Water-quality monitoring is an essential priority for global health. It is estimated that worldwide more than 5000 people die daily from drinking contaminated water. With microorganisms a primary cause for the occurrence of infectious diseases, the concentrations of harmful bacterial cells should be routinely monitored to maintain microbiological quality control of drinking water. Because of the difficulty and cost of directly measuring all microbial pathogens in water samples, organisms like E.coli, Giardia and cryptosporidium that indicate the presence of sewage and fecal contamination have been targeted for measurement. Bacterial quantitation is currently performed by labs that primarily use plate-culture assay techniques which can take up to 24 hours to produce test results. In order to achieve more timely assessment of water quality, we have developed and tested a hand-held, opto-fluidic-chip-based flow cytometer that promises to meet the requirements for point-of-need microbiological testing of water.
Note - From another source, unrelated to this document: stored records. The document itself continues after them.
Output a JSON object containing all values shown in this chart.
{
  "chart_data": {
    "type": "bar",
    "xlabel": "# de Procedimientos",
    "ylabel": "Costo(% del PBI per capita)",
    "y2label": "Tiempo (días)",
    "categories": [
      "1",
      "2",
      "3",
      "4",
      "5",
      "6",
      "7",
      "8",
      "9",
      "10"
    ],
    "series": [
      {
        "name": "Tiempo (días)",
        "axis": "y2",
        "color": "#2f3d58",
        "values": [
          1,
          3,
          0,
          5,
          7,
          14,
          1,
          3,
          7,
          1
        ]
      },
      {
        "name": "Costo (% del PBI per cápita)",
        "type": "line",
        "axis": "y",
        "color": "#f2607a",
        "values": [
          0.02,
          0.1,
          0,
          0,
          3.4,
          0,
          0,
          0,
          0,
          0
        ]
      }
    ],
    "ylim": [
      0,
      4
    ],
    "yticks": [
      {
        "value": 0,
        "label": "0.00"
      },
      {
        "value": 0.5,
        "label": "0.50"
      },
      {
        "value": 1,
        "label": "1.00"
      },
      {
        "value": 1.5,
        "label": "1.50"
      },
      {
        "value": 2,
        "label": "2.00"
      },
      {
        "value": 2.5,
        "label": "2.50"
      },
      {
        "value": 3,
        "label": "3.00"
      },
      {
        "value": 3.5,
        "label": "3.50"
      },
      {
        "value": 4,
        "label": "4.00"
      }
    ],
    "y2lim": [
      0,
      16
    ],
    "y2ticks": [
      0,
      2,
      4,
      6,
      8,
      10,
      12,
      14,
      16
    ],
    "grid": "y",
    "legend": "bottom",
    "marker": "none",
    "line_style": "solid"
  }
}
The enabling technique is termed “spatially modulated fluorescence detection” and delivers high signal-to-noise discrimination without precision optics. Relative movement between analyte and a predefined patterned environment generates a time-dependent signal, and correlating the detected signal with the known pattern achieves high discrimination of the particle signal from background noise. The detection technique has been extensively evaluated and benchmarked against a commercial flow cytometer with measurements of absolute CD4+ and percentage CD4 counts in human blood, which are required for screening, initiation of treatment, and monitoring of HIV-infected patients. We have also assembled a first-generation, compact, handheld, single-parameter instrument based on the spatial modulation technique. The performance of this prototype provides a clear existence proof that a multi-parameter, high-performance, compact instrument for bacterial monitoring in water is fully realizable.


Kiesel, P.; Beck, M.; Johnson, N. M. Handheld flow cytometer for monitoring bacteria in water. Optics and Photonics in Global Homeland Security VI, SPIE Defense, Security and Sensing; 2010 April 5 - 9; Orlando, FL.